Eneco
- Company type: Public (Naamloze Vennootschap)
- Industry: Electricity
- Founded: 1995
- Headquarters: Rotterdam, Netherlands
- Key people: As Tempelman (CEO)
- Products: Electric power Natural gas
- Services: Heating Waste management and processing
- Revenue: €5,300 million (2012)
- Net income: €233 million (2012)
- Number of employees: 2,775 (2019)
- Parent: Mitsubishi Corporation (80%) Chubu Electric Power (20 %)
- Subsidiaries: Oxxio
- Website: www.eneco.nl

= Eneco =

Utility company in the Netherlands

Eneco, the trading name of Eneco Groep N.V., is a producer and supplier of natural gas, electricity and heat in the Netherlands, serving more than 2 million business and residential customers. The company's headquarters are located in Rotterdam. It also carries out energy trading and is involved in sustainable energy projects. Eneco is the largest power company in South Holland.

== Overview ==
The company is divided into five business units:

- Eneco New Energy – responsible for sustainable generation and sustainable energy projects
- Eneco Energy Trade – responsible for trade in energy and biomass
- Eneco Netherlands – the main company, supplying gas and electricity to the Netherlands
- Eneco Installation Companies – responsible for heating installations and the supply of energy to customers
- Eneco International – responsible for projects outside of the Netherlands

== History ==
Eneco was founded on January 1, 1995 under the name ENECO, as a merger of the municipal energy companies of The Hague, Dordrecht and Rotterdam. ENECO stands for "Energy and Communication". In July 2000, ENECO N.V. merged with six other regional energy companies as a result of the liberalization policy of the Dutch government. Because the cable activities were sold to UPC in the same year, the name was changed to ENECO Energie.

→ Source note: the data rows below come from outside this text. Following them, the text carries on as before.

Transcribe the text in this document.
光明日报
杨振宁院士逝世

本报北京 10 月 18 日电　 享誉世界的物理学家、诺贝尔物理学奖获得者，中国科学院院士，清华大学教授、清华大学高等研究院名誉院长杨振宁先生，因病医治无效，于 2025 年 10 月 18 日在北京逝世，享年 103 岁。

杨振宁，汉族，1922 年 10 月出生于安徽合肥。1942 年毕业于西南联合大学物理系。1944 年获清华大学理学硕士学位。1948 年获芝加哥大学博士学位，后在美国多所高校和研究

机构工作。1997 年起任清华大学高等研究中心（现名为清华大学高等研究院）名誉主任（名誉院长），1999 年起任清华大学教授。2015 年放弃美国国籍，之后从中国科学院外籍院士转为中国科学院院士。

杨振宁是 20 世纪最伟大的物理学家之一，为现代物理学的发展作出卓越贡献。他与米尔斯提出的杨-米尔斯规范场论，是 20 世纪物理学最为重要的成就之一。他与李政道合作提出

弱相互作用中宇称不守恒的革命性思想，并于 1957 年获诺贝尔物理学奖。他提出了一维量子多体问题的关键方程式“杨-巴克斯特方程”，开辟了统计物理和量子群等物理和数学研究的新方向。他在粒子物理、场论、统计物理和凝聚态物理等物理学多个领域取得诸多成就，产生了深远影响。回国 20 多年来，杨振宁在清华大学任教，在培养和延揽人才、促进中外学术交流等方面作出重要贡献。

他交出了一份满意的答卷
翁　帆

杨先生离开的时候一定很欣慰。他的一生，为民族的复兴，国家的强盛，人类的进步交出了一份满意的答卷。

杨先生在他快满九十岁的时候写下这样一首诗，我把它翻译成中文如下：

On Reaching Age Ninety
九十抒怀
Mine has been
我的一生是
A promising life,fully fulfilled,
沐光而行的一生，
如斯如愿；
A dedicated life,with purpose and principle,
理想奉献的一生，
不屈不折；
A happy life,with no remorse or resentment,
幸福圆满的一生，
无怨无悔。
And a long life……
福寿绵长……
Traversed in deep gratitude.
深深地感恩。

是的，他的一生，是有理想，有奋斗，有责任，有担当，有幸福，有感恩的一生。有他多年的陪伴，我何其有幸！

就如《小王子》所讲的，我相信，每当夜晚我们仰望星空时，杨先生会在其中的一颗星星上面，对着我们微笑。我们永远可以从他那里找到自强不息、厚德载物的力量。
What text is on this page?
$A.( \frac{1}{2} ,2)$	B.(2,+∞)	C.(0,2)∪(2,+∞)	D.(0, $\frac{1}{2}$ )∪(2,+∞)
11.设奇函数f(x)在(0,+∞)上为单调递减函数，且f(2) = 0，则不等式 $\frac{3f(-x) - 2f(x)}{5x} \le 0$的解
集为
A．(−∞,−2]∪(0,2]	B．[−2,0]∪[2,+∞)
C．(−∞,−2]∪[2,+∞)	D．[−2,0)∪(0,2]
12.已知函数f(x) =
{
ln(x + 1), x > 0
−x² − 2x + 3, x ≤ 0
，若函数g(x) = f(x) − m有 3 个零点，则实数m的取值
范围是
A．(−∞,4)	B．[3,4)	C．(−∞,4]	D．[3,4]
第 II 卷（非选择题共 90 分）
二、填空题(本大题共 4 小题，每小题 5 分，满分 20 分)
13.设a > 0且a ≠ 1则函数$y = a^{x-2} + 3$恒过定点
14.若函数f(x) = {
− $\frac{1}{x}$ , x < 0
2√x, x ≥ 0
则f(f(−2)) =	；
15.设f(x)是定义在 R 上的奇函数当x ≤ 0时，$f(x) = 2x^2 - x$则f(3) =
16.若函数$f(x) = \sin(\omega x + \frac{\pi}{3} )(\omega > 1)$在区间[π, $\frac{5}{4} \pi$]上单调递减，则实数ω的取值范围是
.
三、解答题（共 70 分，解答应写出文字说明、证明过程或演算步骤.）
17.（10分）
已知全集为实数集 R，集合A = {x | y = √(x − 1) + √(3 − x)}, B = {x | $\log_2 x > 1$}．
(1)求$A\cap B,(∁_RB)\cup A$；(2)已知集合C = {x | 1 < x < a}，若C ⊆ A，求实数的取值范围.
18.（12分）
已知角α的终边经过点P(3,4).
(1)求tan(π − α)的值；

In 2000, Eneco Energiebedrijf Midden-Holland took over EMH from Gouda and Gasdistributie Zeist en Omstreken (GZO). In 2003, Eneco acquired the Utrecht energy company REMU. This was made possible by the capital released by the sale of the cable activities to UPC, now Ziggo. ENECO Energie became the third-largest energy company in the Netherlands and a supplier in three of the four major cities.

In mid-2008, the company started to pay more attention to renewable energy. On 15 June 2009 it was announced that Eneco Holding had taken over parts of the bankrupt Econcern. Eneco Holding also bought parts of the companies Evelop with wind farms and part of the biomass activities, Ecostream for solar energy and Ecofys for advice in the field of sustainability. This added a sustainable package of activities in the Netherlands, Germany, Belgium, France and the United Kingdom to the company. Ecofys was placed in a separate (fourth) core company to guarantee independence in the consultancy work. 400 employees joined the takeover.

On 8 January 2010 the United Kingdom Crown Estate awarded Eneco New Energy the Zone 7 offshore wind farm licence for UK waters. This gave the company exclusive rights to create a 900 MW offshore wind farm (Navitus Bay) off the west coast of the Isle of Wight. The wind farm was refused planning permission in 2015 and was thus cancelled.

In March 2011, it was announced that Oxxio had been bought from the British Centrica for 72 million euros. As a result, Eneco's customer base grew by 426,000 to 2.1 million. Oxxio will continue to operate as an independent brand in the consumer market. Since August 2011, Eneco has also been active in Belgium on the private market for the supply of electricity and gas.

In February 2014, Eneco took over the Dutch sales office of DONG Energy, including its 90,000 customers.

In January 2017, Eneco took a 50% share interest in the German LichtBlick. The Hamburg-based company supplies green energy to 645,000 customers and also develops software in the energy field. LichtBlick does not have any production facilities of its own and supplies electricity from South German hydroelectric power stations. LichtBlick achieved a turnover of 670 million euros in 2015. The acquisition price has not been disclosed. At the end of 2018, the option was exercised to acquire the remaining shares of LichtBlick.

On 10 July 2017, Eneco took over the Belgian branch of Eni. The acquisition brought the company's total customer base to 1.1 million individuals. Eneco may use the Eni brand name for another year.

In December 2016, the company was awarded the Brussels 3 and 4 project, along with consortium partners Shell, Van Oord, and Mitsubishi/DGE. It was obtained for the lowest-ever strike price at the time (54.50 euro cents per megawatt-hour).

On February 21, 2018, Eneco and E.ON announced that Eneco, with 200,000 private customers, is taking over the sales office of E.ON. E.ON has been the owner of competitor Essent since September 2019.

The company was 100% owned by the local governments of the Netherlands. On 25 March 2020, Eneco Groep NV announced that it would be acquired by a joint venture, jointly owned by the Japanese companies Mitsubishi Corporation (80%) and Chubu Electric Power (20%). Eneco installed a new board of directors following the acquisition.